RWE is one of the largest electricity producers in Germany. One of the many power stations operated by RWE is located in the Lippe-Aue to the east of the Hamm-Uentrop district.

During the cooling process, water is taken from the neighboring Lippe river in order to compensate for evaporation losses when dissipating heat via the cooling towers. Some of the cooling tower water, together with the cleaned wastewater from the flue gas desulfurization plant, is channeled back into the Lippe. For this reason, the power station operator is obliged to document the inward and outward flow of the cooling water to the authorities in the form of level and temperature measurements.

This presented those responsible with the challenge of connecting the temperature and level measuring points located outside the power station in Westfalen with the central control system, where the values are recorded and archived. In addition to the communicative connection of the devices located a considerable distance away from the central buildings, the measurement and transmission technology in the largely independent stations had to be supplied with power.


Level and temperature measuring point in the Lippe

Energy-self-sufficient level and temperature measuring point in the Lippe

Independent energy supply by a photovoltaic system

Since the laying of cables is expensive and requires a lot of effort, those responsible at RWE opted to connect the stations wirelessly using the Radioline wireless system from Phoenix Contact.

The temperature sensor installed at both measuring points in the river and the wireless components are supplied with the required energy by an independent photovoltaic system from Phoenix Contact, which is designed specifically for the required power.

Control box with Radioline wireless modules

Radioline wireless modules transmit signals to the receiver

Reliable signal transmission across long distances

The measuring points must cover a distance of up to 1000 meters to the power station buildings where they are connected to the control system. A meadow with a free line of sight lies between the antennas mounted at the measuring points and on the roof of the building.

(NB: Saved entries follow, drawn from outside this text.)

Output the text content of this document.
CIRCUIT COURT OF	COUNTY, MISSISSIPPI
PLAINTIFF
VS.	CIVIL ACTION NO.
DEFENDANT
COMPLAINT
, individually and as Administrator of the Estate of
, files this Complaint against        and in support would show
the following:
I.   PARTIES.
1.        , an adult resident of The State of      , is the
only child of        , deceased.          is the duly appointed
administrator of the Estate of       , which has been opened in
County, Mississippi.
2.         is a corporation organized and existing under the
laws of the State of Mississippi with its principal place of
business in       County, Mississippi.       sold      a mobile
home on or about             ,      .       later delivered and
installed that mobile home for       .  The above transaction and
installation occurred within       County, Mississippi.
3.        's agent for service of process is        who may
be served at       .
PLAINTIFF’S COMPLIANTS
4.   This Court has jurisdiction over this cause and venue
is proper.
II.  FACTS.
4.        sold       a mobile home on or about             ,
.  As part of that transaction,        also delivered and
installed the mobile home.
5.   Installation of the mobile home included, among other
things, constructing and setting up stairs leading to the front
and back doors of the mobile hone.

The Radioline system supports the construction of a self-healing meshed network, as every wireless device works as a repeater and can therefore forward data to the other devices. If a direct communication path experiences a fault, the wireless system automatically looks for an alternative connection via another Radioline module in the network.

The wireless modules in the Radioline product range are based on version 2.0 of the Trusted Wireless technology developed by Phoenix Contact. This license-free technology, which works in the 2.4 GHz frequency band, is characterized by its robustness and reliability as well as the long distances that can be covered, which, with a clear line of sight, can total several kilometers. This has provided the power station with a reliable communication solution that is suitable for industrial use.

Functional representation of I/O mapping

Easy distribution of I/O signals via I/O mapping

Easy installation and startup of the wireless system

As a long-established supplier to RWE, PBE Esser GmbH, based in Bergheim, took care of the installation and startup of the pre-assembled components. This proved to be extremely easy, for both the Radioline system and the photovoltaic system. The remote measuring points now transmit analog temperature and level signals as well as digital fault messages to the control system.

The wireless solution has turned out to be an economical alternative to cables for the transmission of I/O signals. Via so-called I/O mapping, the data is distributed throughout the wireless network without software support by simply actuating a white thumb wheel. In order to connect the input module to the output module, the user simply has to set the same I/O map address, e.g., 23, on both modules, creating so to speak a wireless cable between the stations.


By using the Radioline wireless system and the independent power supply via a photovoltaic system, those responsible at the Westfalen power station have saved both time and money. This is due to the fact that no cables need to be laid in order to forward the required temperature and level values from the measuring stations in the Lippe.

This easy to use, flexible, and robust solution will also enable any future buildings to be connected quickly and easily to the control system.